Le poème est affaire de tagada : le rythme, d’abord le rythme ! D’abord celui de la primordiale cavalcade de la conception (effrénée, on espère), puis celui du cœur maternel (goûter les variations dans la permanence, padoum, padaboum), puis celui du pas de la porteuse sur le trottoir (le fœtus à chaque fois caressant la paroi), sans compter les clapotis de la digestion (glissements, arrêts, reprises), juste à deux pas… L’environnement aussi y contribue : est-ce un hasard si le galop de l’alexandrin disparait avec le cheval ? Le vers libre apparait au temps de la machine à vapeur, du moteur à explosion – dont il est plus difficile de distinguer le tempo. Ainsi s’inscrit le rythme – les rythmes qui prennent le poème au corps.

Un poème sans rythme est une idée de poème, pas plus. Car l’idée ne fait pas un poème, mais un discours. Il ne suffit pas d’aller à la ligne avant le bout de page : cette manière peut avoir un effet sur le sens, elle ne fait pas danser le vers ; ce qu’on peut encore appeler ainsi quand rythme il y a.
On parle en musique de pulsation, ce n’est pas pour rien ! Dans le jazz, le rythme musical se répète, mesure après mesure, comme faisait le vers classique. Le saxophoniste que j’essaie d’être doit non seulement marquer le rythme, mais aussi se situer dans les mesures.

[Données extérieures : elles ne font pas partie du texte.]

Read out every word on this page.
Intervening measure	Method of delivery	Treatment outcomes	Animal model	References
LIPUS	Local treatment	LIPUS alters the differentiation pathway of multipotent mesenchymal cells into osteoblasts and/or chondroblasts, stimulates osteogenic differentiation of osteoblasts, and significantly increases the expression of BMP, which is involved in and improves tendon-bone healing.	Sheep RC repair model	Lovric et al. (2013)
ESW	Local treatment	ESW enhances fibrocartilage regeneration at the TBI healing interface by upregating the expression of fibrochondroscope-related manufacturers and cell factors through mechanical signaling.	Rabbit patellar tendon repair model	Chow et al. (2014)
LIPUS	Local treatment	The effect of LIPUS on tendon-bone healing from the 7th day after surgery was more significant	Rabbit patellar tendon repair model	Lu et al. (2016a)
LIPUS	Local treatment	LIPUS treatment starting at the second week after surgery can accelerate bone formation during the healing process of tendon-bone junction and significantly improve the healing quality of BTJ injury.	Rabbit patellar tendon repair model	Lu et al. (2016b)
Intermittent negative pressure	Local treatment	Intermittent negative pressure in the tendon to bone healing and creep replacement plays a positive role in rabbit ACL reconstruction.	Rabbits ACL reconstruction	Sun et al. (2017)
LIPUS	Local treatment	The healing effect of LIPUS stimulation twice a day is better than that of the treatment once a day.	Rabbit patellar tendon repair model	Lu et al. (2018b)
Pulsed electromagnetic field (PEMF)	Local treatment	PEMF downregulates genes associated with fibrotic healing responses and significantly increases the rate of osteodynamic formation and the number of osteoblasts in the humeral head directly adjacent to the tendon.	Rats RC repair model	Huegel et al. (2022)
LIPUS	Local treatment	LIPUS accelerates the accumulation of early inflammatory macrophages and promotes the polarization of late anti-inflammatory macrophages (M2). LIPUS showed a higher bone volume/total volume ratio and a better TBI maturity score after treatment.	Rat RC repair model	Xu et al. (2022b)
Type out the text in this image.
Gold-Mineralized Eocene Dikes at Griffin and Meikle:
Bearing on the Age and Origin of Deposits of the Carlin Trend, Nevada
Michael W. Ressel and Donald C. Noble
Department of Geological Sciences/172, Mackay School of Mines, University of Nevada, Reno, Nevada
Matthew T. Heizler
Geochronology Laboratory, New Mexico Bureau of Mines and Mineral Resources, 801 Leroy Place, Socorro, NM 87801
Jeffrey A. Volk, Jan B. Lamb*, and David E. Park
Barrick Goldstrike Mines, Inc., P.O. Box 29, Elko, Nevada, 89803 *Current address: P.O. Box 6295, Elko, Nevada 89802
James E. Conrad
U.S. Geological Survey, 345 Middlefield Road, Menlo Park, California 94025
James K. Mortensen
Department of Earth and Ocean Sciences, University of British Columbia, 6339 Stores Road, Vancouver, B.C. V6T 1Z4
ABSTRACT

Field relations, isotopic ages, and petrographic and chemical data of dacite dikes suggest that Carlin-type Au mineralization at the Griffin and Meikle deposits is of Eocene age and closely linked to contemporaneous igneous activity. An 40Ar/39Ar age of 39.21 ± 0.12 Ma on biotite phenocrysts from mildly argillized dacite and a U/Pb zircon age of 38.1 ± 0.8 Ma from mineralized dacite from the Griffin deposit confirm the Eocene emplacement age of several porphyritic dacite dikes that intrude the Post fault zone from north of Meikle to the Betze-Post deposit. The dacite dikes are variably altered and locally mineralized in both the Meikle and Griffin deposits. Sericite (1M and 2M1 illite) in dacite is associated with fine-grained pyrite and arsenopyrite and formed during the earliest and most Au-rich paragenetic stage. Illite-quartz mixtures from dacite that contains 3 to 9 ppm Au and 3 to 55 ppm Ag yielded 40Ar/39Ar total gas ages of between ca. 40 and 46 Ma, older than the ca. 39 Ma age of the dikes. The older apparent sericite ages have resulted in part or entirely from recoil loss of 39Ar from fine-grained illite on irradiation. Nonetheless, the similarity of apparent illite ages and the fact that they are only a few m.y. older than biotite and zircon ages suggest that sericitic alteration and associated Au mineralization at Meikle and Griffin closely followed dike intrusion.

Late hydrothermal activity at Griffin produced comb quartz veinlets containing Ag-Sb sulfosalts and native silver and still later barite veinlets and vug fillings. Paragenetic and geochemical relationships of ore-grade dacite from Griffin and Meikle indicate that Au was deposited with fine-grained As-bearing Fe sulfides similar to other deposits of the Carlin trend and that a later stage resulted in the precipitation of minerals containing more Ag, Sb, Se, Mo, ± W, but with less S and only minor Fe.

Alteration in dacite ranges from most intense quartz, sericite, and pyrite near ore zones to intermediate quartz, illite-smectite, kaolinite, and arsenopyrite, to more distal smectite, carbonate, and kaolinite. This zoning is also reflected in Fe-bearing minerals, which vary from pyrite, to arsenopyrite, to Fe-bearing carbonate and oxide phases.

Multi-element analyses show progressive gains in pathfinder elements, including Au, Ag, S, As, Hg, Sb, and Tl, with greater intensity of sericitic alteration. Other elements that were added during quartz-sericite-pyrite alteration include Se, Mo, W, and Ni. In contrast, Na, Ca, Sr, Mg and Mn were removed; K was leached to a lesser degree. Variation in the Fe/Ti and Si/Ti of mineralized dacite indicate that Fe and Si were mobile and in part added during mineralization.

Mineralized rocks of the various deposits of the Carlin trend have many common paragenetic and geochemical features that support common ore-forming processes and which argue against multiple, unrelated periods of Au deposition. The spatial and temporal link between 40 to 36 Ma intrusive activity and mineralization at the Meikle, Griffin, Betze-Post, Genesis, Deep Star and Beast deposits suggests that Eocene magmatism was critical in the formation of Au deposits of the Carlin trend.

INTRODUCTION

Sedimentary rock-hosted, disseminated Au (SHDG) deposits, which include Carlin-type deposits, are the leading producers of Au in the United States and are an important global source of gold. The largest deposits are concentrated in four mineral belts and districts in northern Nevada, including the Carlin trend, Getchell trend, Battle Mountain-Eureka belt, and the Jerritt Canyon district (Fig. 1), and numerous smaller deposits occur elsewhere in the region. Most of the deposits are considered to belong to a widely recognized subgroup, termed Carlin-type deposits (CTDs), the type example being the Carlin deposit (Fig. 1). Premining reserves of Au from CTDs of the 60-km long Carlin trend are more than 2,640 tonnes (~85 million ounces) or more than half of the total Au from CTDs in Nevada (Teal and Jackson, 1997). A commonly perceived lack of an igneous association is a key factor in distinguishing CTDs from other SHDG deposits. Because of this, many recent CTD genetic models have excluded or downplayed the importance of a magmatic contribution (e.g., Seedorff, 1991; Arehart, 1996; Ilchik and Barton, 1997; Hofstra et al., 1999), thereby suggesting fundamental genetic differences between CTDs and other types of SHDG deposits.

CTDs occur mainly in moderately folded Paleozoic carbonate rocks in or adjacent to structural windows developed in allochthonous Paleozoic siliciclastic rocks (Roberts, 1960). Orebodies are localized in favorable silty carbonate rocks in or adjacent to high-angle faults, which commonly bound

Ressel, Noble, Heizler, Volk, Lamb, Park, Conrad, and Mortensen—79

Dans la poésie dite en vers « libres » (mais pas libérée de tout !), l’enjeu est de taille et souvent mal perçu. Il faut réinventer un rythme souvent fait de variations, ce qui rend l’exercice difficile. Dès qu’on perd la pulsation, on retombe dans une prose découpée en morceaux, selon les retours à la ligne. On est alors réduit aux jeux de signification. C’est beaucoup mais, pour moi, cela ne suffit pas à faire un poème.